As a valley girl1 myself, I’ve encountered so much innuendo about the “slutty” Valley Girl2. Most of it took the form of fairly standard slut shaming and uncreative gender policing when I was in middle school; god forbid I wear a tube top in 110 degree weather. But this assertion about the sexuality of the Valley Girl—that she is “easy” or sexually available—continues to circulate in pop culture via song lyrics and geographical humor. In my research for this project, I learned that this lore has compelling regional history and enduring gender politics.

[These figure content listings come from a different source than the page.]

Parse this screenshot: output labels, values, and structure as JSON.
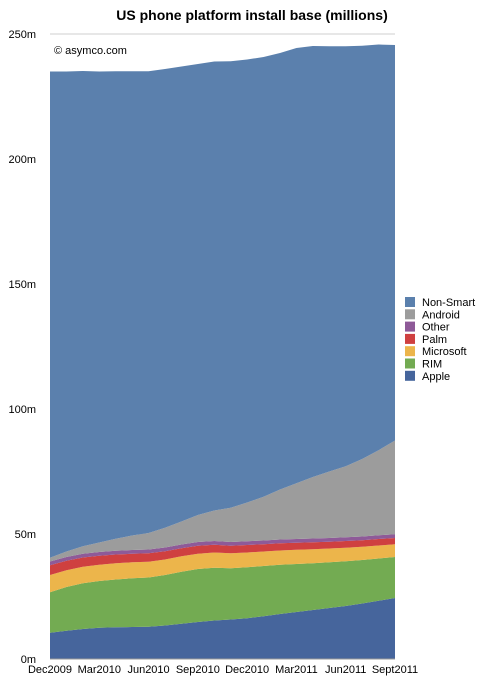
{
  "chart_data": {
    "type": "area",
    "stacked": true,
    "title": "US phone platform install base (millions)",
    "credit": "© asymco.com",
    "xlabel": "",
    "ylabel": "",
    "ylim": [
      0,
      250
    ],
    "yticks": [
      0,
      50,
      100,
      150,
      200,
      250
    ],
    "ytick_labels": [
      "0m",
      "50m",
      "100m",
      "150m",
      "200m",
      "250m"
    ],
    "x": [
      "Dec2009",
      "Jan2010",
      "Feb2010",
      "Mar2010",
      "Apr2010",
      "May2010",
      "Jun2010",
      "Jul2010",
      "Aug2010",
      "Sep2010",
      "Oct2010",
      "Nov2010",
      "Dec2010",
      "Jan2011",
      "Feb2011",
      "Mar2011",
      "Apr2011",
      "May2011",
      "Jun2011",
      "Jul2011",
      "Aug2011",
      "Sept2011"
    ],
    "xtick_labels": [
      "Dec2009",
      "Mar2010",
      "Jun2010",
      "Sep2010",
      "Dec2010",
      "Mar2011",
      "Jun2011",
      "Sept2011"
    ],
    "legend_position": "right",
    "series": [
      {
        "name": "Apple",
        "color": "#46659c",
        "values": [
          10.5,
          11.3,
          12.0,
          12.5,
          12.7,
          12.8,
          12.9,
          13.4,
          14.1,
          14.8,
          15.4,
          15.8,
          16.3,
          17.1,
          18.0,
          18.8,
          19.6,
          20.4,
          21.2,
          22.2,
          23.3,
          24.4
        ]
      },
      {
        "name": "RIM",
        "color": "#73ab52",
        "values": [
          16.2,
          17.5,
          18.3,
          18.7,
          19.1,
          19.5,
          19.7,
          20.2,
          20.8,
          21.2,
          21.1,
          20.5,
          20.4,
          20.1,
          19.7,
          19.2,
          18.7,
          18.3,
          17.9,
          17.4,
          16.9,
          16.4
        ]
      },
      {
        "name": "Microsoft",
        "color": "#ecb54b",
        "values": [
          6.9,
          6.7,
          6.6,
          6.5,
          6.5,
          6.4,
          6.3,
          6.2,
          6.2,
          6.1,
          6.1,
          6.0,
          5.9,
          5.8,
          5.7,
          5.7,
          5.6,
          5.5,
          5.4,
          5.3,
          5.2,
          5.1
        ]
      },
      {
        "name": "Palm",
        "color": "#cf4040",
        "values": [
          3.9,
          3.8,
          3.7,
          3.6,
          3.5,
          3.4,
          3.4,
          3.3,
          3.2,
          3.2,
          3.1,
          3.0,
          3.0,
          2.9,
          2.9,
          2.8,
          2.8,
          2.7,
          2.7,
          2.6,
          2.6,
          2.5
        ]
      },
      {
        "name": "Other",
        "color": "#8e5a98",
        "values": [
          1.5,
          1.5,
          1.5,
          1.5,
          1.5,
          1.5,
          1.5,
          1.5,
          1.5,
          1.5,
          1.5,
          1.5,
          1.5,
          1.5,
          1.5,
          1.5,
          1.5,
          1.5,
          1.5,
          1.5,
          1.5,
          1.5
        ]
      },
      {
        "name": "Android",
        "color": "#9c9c9c",
        "values": [
          1.5,
          2.2,
          3.0,
          3.8,
          4.8,
          5.8,
          6.6,
          7.9,
          9.2,
          10.8,
          12.2,
          13.7,
          15.5,
          17.5,
          20.0,
          22.3,
          24.6,
          26.6,
          28.4,
          31.0,
          34.0,
          37.5
        ]
      },
      {
        "name": "Non-Smart",
        "color": "#5b80ad",
        "values": [
          194.5,
          192.0,
          190.1,
          188.4,
          187.0,
          185.7,
          184.7,
          183.5,
          182.0,
          180.4,
          179.6,
          178.6,
          177.2,
          175.9,
          174.6,
          174.1,
          172.4,
          170.1,
          168.0,
          165.3,
          162.3,
          158.2
        ]
      }
    ]
  }
}
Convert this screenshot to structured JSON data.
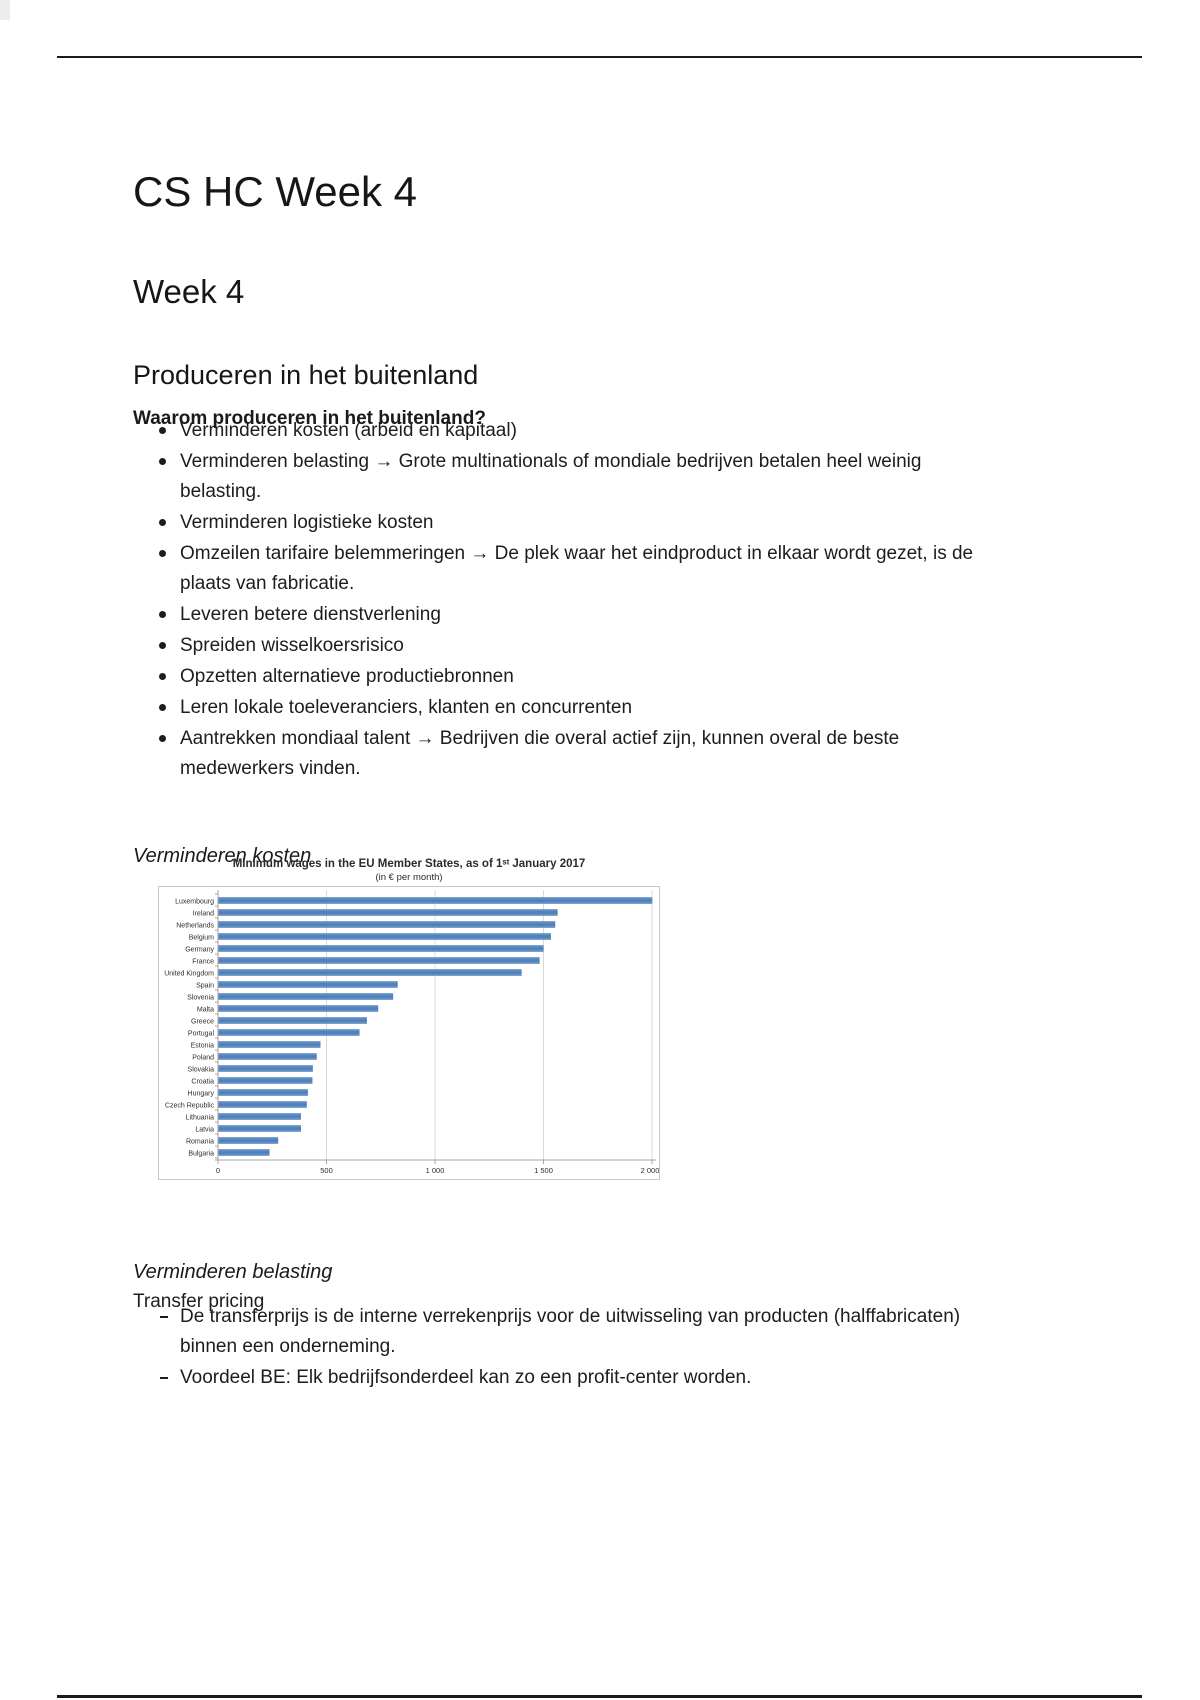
{
  "page": {
    "doc_title": "CS HC Week 4",
    "week_heading": "Week 4",
    "section_heading": "Produceren in het buitenland",
    "question_heading": "Waarom produceren in het buitenland?",
    "reasons": [
      "Verminderen kosten (arbeid en kapitaal)",
      "Verminderen belasting → Grote multinationals of mondiale bedrijven betalen heel weinig\nbelasting.",
      "Verminderen logistieke kosten",
      "Omzeilen tarifaire belemmeringen → De plek waar het eindproduct in elkaar wordt gezet, is de\nplaats van fabricatie.",
      "Leveren betere dienstverlening",
      "Spreiden wisselkoersrisico",
      "Opzetten alternatieve productiebronnen",
      "Leren lokale toeleveranciers, klanten en concurrenten",
      "Aantrekken mondiaal talent → Bedrijven die overal actief zijn, kunnen overal de beste\nmedewerkers vinden."
    ],
    "cost_heading": "Verminderen kosten",
    "tax_heading": "Verminderen belasting",
    "transfer_heading": "Transfer pricing",
    "transfer_points": [
      "De transferprijs is de interne verrekenprijs voor de uitwisseling van producten (halffabricaten)\nbinnen een onderneming.",
      "Voordeel BE: Elk bedrijfsonderdeel kan zo een profit-center worden."
    ]
  },
  "chart_data": {
    "type": "bar",
    "orientation": "horizontal",
    "title": "Minimum wages in the EU Member States, as of 1ˢᵗ January 2017",
    "subtitle": "(in € per month)",
    "categories": [
      "Luxembourg",
      "Ireland",
      "Netherlands",
      "Belgium",
      "Germany",
      "France",
      "United Kingdom",
      "Spain",
      "Slovenia",
      "Malta",
      "Greece",
      "Portugal",
      "Estonia",
      "Poland",
      "Slovakia",
      "Croatia",
      "Hungary",
      "Czech Republic",
      "Lithuania",
      "Latvia",
      "Romania",
      "Bulgaria"
    ],
    "values": [
      1999,
      1563,
      1552,
      1532,
      1498,
      1480,
      1397,
      826,
      805,
      736,
      684,
      650,
      470,
      453,
      435,
      433,
      412,
      407,
      380,
      380,
      275,
      235
    ],
    "xlabel": "",
    "ylabel": "",
    "xlim": [
      0,
      2000
    ],
    "xticks": [
      0,
      500,
      1000,
      1500,
      2000
    ],
    "xtick_labels": [
      "0",
      "500",
      "1 000",
      "1 500",
      "2 000"
    ],
    "bar_color": "#4f81bd",
    "bar_edge_color": "#85a8d0",
    "grid": true,
    "grid_color": "#d8d8d8",
    "axis_color": "#a6a6a6",
    "box_color": "#c9c9c9",
    "legend_position": "none"
  }
}
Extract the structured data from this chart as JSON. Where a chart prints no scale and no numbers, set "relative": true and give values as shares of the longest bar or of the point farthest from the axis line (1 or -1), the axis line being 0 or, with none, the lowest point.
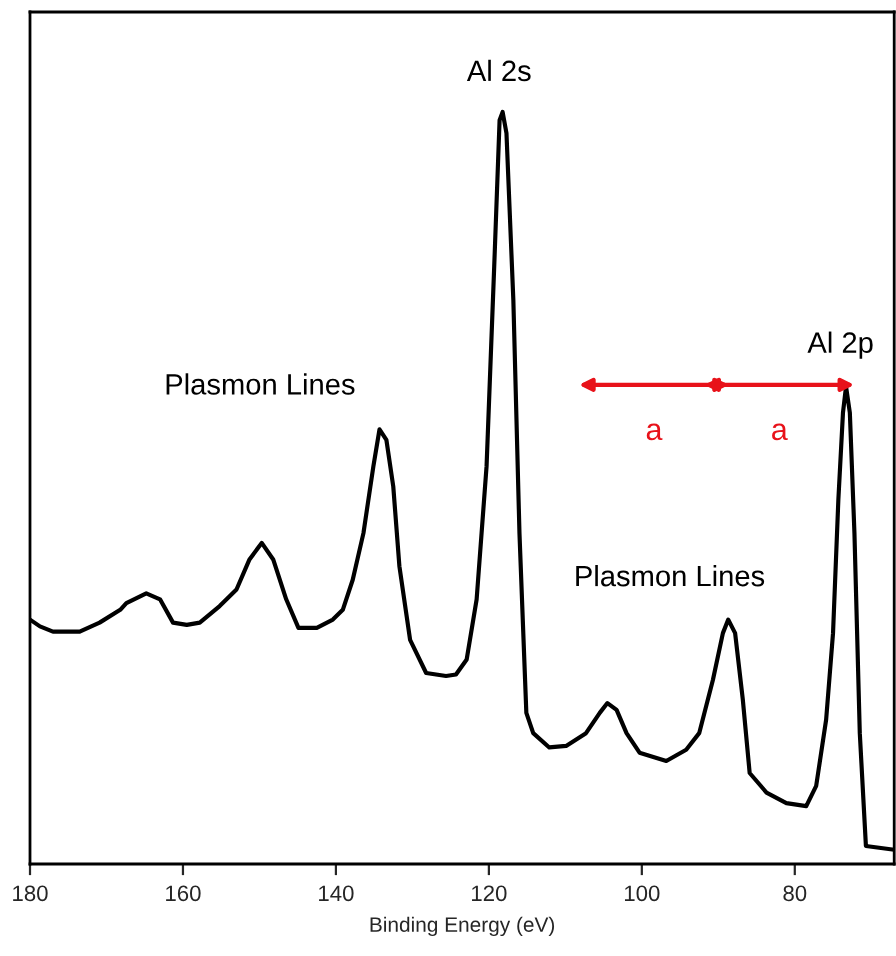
{
  "chart_data": {
    "type": "line",
    "xlabel": "Binding Energy (eV)",
    "relative": true,
    "color": "#000000",
    "x": [
      180.0,
      178.7,
      177.0,
      173.5,
      170.9,
      168.2,
      167.4,
      164.8,
      163.0,
      161.3,
      159.5,
      157.8,
      155.2,
      153.0,
      151.3,
      149.7,
      148.2,
      146.5,
      144.9,
      142.5,
      140.4,
      139.1,
      137.8,
      136.4,
      135.1,
      134.3,
      133.4,
      132.5,
      131.7,
      130.3,
      128.2,
      125.6,
      124.3,
      122.9,
      121.6,
      120.3,
      119.3,
      118.6,
      118.2,
      117.7,
      116.8,
      116.0,
      115.1,
      114.2,
      112.1,
      109.9,
      107.3,
      105.5,
      104.5,
      103.3,
      102.0,
      100.3,
      96.8,
      94.2,
      92.5,
      90.7,
      89.4,
      88.7,
      87.8,
      86.8,
      85.9,
      83.7,
      81.1,
      78.5,
      77.2,
      75.9,
      75.0,
      74.3,
      73.7,
      73.3,
      72.8,
      72.2,
      71.5,
      70.7,
      67.0
    ],
    "values": [
      0.325,
      0.316,
      0.309,
      0.309,
      0.321,
      0.338,
      0.347,
      0.36,
      0.352,
      0.321,
      0.318,
      0.321,
      0.343,
      0.365,
      0.405,
      0.427,
      0.405,
      0.352,
      0.314,
      0.314,
      0.325,
      0.338,
      0.378,
      0.44,
      0.529,
      0.578,
      0.564,
      0.502,
      0.396,
      0.298,
      0.254,
      0.25,
      0.252,
      0.272,
      0.352,
      0.529,
      0.795,
      0.989,
      1.0,
      0.972,
      0.75,
      0.44,
      0.201,
      0.174,
      0.155,
      0.157,
      0.174,
      0.201,
      0.214,
      0.205,
      0.174,
      0.148,
      0.137,
      0.152,
      0.174,
      0.245,
      0.307,
      0.325,
      0.307,
      0.219,
      0.121,
      0.095,
      0.081,
      0.077,
      0.104,
      0.192,
      0.307,
      0.485,
      0.6,
      0.635,
      0.6,
      0.44,
      0.174,
      0.024,
      0.019
    ],
    "xlim": [
      180,
      67
    ],
    "xticks": [
      180,
      160,
      140,
      120,
      100,
      80
    ],
    "tick_labels": "x",
    "grid": false,
    "legend": false,
    "annotations": [
      "Al 2s",
      "Plasmon Lines",
      "Plasmon Lines",
      "Al 2p",
      "a",
      "a"
    ]
  }
}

In the 1980s, sex workers were reportedly starting to populate the middle-class suburb and passing as “good” suburban girls and stay-at-home wives. The hand-wringing about their presence underscores an enduring class anxiety about the San Fernando Valley and the way said classism collides with gender performance—specifically girls and women behaving a certain way to distinguish geography. And, ultimately, how choreographed that performance is.
This scrutiny of female sexuality goes back even further in the Valley. About a decade earlier, some of the most prominent and self-identified groupies of the rock n’ roll scene were valley girls; white girls born to middle-class homes who didn’t want to perform gender or womanhood as their parents wanted them to. Sex with famous male rock stars, however transactional, predatory, or personally fulfilling, was a way to challenge the Valley’s narrow mores about gender and experience a life beyond marriage, motherhood, and suburban expectations.
Both archives of valley girl life lead pretty seamlessly into the porn boom of the 1990s, when stereotypes of “slutty” Valley Girls took on new heights within the adult film industry. Much like the groupies and the sex workers, the pornographic actress was blurring “important” gender hierarchies by occupying two separate landscapes: sex work and the suburbs.
I loved researching and writing these pieces because I’ve always wanted to understand where specifically this particular flavor of misogyny originated. Twelve-year-old me in a tube top says hi. 🌴
Next week’s digest: be a good girl and smile.
Lowercase “valley girl” to indicate a female-identified or pangender individual who happens to be from or inhabits the San Fernando Valley.
Uppercase “Valley Girl” to indicate the manufactured caricature.